The ironies get worse – almost funnily so. When I first viewed the Facebook event for it, I momentarily believed it was a bold statement by the piece, but upon incredulous inspection, realised it was not. The 6 week piece will be ‘occupying’ (???) a floor in the gallery, inviting members of the public to come in commemoration for the centenary of the October Revolution by the Bolsheviks, led by Lenin, against the Tsar’s Russia in 1917. The October revolution is one of the biggest Western communist events to occur in the past century. It comprised of Lenin mobilising communists to overthrow the upper class of Russia who ruled whilst leaving the peasants in desperate poverty. It was the catalyst of most other recent Russian history, and at the time was an inspiring movement giving power back to the people, implementing Marx’s manifesto. ‘Inside Pussy Riot’ invites members to commemorate this milestone in communist history by paying between £21.50 and £37 depending on the day/time – there are various tiers of payment within those quotas just to make sure it’s extra elitist/classist, to keep it real communist inspired. And just to make it clear that it is commemorating a revolution for workers, the highest tiered price is weekend evening’s, when most full time workers would actually be able to go. To make this condition even more humorous, in 2012 Saatchi himself wrote an opinion piece for the Guardian, declaring that the benefits of galleries with free admission become redundant when they hold exclusive paid exhibitions with limited access. To quote: ‘I like to think that museum directors are not elitist, would like to attract the widest possible audience and are up to the challenge of managing their museum’s affairs so that the widest number of us can benefit. Of course I could be wrong; perhaps they are just snooty types, who don’t want a lot of riffraff around. Or, worse, they could be so removed from reality that they can’t quite follow that £20 is a bit much even for a professional couple to part with every time they want to take in a show.’ So Saatchi himself, admits the ridiculousness of charging £20 for exhibitions, or in his galleries case: £21.50 or over.

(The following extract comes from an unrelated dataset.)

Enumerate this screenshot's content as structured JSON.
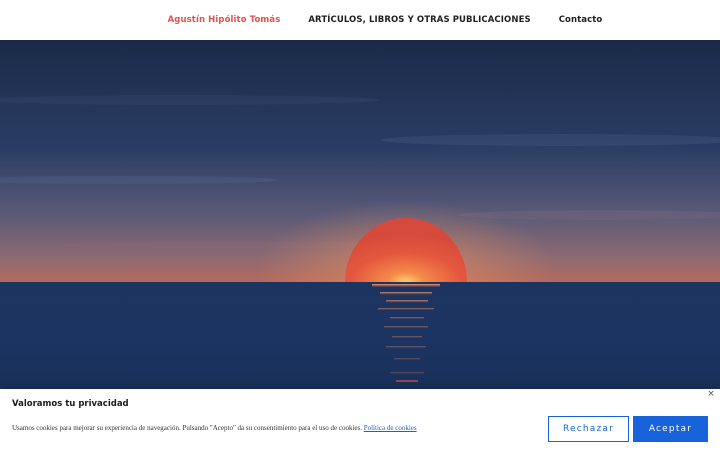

I understand, partially, that the Saatchi gallery (separate from the man himself) can be commended for it’s free exhibitions and it’s support of emerging talents. But, to hold this feminist-communist based exhibition seems cruelly ironic, based on the misogyny of the gallery director and the elitism of the cost of tickets to attend the exhibition. To certain degrees, the exhibition seems informative and exploratory, an important piece to give perspective on the reality of oppressive systems. I’d like to say I get it, but the point is I don’t know their (along with thousands of other political prisoners’) tribulations. Exposing people to these events is important – but at this gallery and for this exclusory price? Really?

The exhibition advertisements invite the public to question whether they would ‘sacrifice everything for the sake of a punk prayer for a liberal world’ – but surely this punk prayer didn’t have sights of supporting misogynists and the elite bourgeois art world? Apparently ‘We are all pussy riot’, but I’d like to argue that pussy riot are not many of us.